The final topic is the expenses related to my office. The $1.2 million reported in the press was for the renovation of my office, two conference rooms and a reception area. The expenses were incurred over a year ago in a very different environment. Nonetheless, they were a mistake in the light of the world we live in today. I will therefore reimburse the company for all of the costs incurred.
I thank all of you for your hard work and your support over the past year. I wish you all success in the future.
John













Thain will have no trouble convincing all his pals at Leavenworth that he's telling the truth... guys like him do well in Kansas..
January 26, 2009 12:16 PM | Reply | Permalink
"Thain argued that the bonuses were necessary to retain top staffers."
So the crew that steered the vessel into the iceberg required extra money to stick around? Anyone with sense would have been ecstatic to see them abandon ship.
January 26, 2009 12:29 PM | Reply | Permalink
"Due to market movements"? Translation: "We bought high, and sold low."
This memo makes clear the degree to which Thain doesn't get it. The only reason he would talk about market movement is if he was claiming that the underlying securities were still good, and it was just a crisis of confidence that was depressing their value. Similarly, saying that 2007 was a different environment is true only if by that you mean that the whole world and their cat hadn't yet caught on to how bad the trainwreck was going to be.
I'd call him a loser, but of course he's going to come out of this with his fortune and ego intact, unlike so many "little people".
January 26, 2009 12:52 PM | Reply | Permalink
"Our 2008 discretionary bonus pool was 41% lower than 2007. The size of the pool, its composition (cash and stock mix), and the timing of the payments for both the cash and stock were all determined together with Bank of America and approved by our Management Development and Compensation Committee and our Board."
In other words, they reduced the bonuses from many billions in 2007 to just a few billion in 2008 and, importantly, Thain wasn't the only one who agreed to this deal.
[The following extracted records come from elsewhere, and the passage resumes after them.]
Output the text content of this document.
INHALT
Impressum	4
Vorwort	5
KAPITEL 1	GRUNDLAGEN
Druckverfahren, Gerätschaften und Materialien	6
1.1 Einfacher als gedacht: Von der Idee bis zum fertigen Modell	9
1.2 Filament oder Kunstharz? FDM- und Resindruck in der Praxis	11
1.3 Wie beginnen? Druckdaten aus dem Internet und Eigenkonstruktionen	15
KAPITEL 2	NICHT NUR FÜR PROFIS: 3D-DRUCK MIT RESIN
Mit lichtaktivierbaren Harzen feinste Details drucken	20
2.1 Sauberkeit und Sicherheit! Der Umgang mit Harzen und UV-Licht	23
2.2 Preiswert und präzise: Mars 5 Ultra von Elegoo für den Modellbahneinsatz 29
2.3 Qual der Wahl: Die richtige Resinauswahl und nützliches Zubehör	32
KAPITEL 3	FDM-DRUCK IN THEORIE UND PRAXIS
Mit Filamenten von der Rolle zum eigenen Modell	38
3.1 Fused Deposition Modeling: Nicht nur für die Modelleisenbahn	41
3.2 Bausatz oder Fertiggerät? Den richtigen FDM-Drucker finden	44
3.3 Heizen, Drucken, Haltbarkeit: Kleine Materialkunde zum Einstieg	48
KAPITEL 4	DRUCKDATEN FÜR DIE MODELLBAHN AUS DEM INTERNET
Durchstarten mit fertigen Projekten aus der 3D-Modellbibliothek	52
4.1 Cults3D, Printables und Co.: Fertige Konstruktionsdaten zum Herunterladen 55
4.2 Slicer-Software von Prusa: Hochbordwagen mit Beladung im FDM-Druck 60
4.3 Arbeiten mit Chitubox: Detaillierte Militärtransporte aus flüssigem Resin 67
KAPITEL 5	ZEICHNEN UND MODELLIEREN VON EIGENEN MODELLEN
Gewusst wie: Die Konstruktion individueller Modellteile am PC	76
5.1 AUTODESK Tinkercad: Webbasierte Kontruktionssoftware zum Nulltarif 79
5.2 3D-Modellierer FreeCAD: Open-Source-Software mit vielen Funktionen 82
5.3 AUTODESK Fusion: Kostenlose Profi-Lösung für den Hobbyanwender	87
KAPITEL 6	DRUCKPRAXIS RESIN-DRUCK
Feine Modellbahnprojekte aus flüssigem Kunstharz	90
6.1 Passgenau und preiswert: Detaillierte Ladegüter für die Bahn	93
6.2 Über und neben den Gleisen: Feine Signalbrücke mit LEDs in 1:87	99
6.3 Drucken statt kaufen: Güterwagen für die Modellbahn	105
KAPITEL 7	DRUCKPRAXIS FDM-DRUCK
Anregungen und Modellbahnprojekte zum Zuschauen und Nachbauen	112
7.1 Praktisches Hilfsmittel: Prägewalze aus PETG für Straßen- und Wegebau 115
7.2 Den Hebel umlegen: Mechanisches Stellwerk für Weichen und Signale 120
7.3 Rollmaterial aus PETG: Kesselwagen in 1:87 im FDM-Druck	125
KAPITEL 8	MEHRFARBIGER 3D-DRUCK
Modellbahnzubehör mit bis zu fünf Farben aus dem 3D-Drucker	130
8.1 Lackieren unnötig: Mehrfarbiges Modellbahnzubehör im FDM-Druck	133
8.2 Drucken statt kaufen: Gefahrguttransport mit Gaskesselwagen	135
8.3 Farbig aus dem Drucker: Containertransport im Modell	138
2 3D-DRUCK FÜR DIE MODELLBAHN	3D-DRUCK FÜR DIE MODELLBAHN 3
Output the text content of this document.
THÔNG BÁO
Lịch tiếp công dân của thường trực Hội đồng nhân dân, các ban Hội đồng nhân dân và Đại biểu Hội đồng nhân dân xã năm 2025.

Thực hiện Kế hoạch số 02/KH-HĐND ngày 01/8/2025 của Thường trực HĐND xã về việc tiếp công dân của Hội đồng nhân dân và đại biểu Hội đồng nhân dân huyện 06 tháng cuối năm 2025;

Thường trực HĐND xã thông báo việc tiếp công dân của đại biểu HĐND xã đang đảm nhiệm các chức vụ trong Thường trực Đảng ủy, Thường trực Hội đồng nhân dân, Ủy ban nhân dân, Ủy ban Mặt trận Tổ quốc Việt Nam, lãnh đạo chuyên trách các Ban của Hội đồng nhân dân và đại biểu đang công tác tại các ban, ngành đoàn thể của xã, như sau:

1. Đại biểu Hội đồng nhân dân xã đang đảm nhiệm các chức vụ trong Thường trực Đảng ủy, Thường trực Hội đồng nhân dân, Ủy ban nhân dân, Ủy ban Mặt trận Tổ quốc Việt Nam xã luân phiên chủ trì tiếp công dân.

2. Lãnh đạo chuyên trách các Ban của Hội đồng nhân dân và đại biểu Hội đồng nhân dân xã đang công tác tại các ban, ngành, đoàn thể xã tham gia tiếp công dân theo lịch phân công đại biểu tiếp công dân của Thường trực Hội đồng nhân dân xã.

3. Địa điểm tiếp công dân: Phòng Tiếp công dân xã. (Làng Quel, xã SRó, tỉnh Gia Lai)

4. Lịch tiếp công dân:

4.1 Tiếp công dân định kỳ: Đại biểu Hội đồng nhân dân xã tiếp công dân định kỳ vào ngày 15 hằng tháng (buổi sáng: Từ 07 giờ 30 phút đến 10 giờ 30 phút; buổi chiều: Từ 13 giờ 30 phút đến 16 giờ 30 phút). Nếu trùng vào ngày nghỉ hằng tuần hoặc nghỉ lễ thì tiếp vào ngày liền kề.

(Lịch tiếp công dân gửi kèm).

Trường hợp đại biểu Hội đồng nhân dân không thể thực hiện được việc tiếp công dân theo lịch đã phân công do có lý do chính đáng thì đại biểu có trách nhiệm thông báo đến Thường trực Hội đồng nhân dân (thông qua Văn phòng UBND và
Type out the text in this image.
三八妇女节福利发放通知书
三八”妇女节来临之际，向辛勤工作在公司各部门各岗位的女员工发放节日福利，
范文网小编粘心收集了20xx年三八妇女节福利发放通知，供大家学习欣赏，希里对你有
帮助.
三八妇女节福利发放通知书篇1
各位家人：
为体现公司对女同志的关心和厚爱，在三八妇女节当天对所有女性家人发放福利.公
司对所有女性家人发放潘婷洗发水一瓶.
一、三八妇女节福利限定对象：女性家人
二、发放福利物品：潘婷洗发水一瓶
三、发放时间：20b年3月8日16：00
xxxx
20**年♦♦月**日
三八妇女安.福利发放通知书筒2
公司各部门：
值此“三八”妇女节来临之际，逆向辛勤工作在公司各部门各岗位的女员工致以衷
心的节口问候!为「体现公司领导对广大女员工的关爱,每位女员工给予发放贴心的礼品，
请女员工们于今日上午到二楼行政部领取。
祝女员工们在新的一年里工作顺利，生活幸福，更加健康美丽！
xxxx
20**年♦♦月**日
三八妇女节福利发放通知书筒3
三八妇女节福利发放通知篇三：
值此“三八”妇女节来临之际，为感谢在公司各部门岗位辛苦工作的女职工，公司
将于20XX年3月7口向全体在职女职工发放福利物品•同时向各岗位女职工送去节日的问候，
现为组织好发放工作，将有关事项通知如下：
As an argument in favor of Thain not being the only crook involved in this sorry affair, well done - and therein lies the problem. Everyone already knows that he is just one high level face in a sea of crooks.
Men like Thain have no moral compass other than their own personal success. He doesn't attempt to justify his current and past excesses other than to state "expenses were incurred ... in a very different environment." He is incapable of looking back and realizing that his behavior was truly scandalous - even in rich times. He is incapable of seeing those excesses as the underlying reason the entire market is currently crashing down. He is incapable of acknowledging that many, many people's lives are being ruined as a direct result on men like him. Men like him don't belong in charge of major corporations - they belong behind bars.
January 26, 2009 2:26 PM | Reply | Permalink
Just posting to say that I like the headline.
You're so Thain
I bet you think this TARP is about you
January 26, 2009 2:52 PM | Reply | Permalink
"...retain top staffers"??? Where are they going to go? Merrill-Lynch? Bear Sterns? Puh-leeze.
This old canard was always ridiculous, but is doubly so in today's environment. Retaining them is not a problem (even if you assume it's desirable, but that's an argument for another time). There's nowhere for them to go.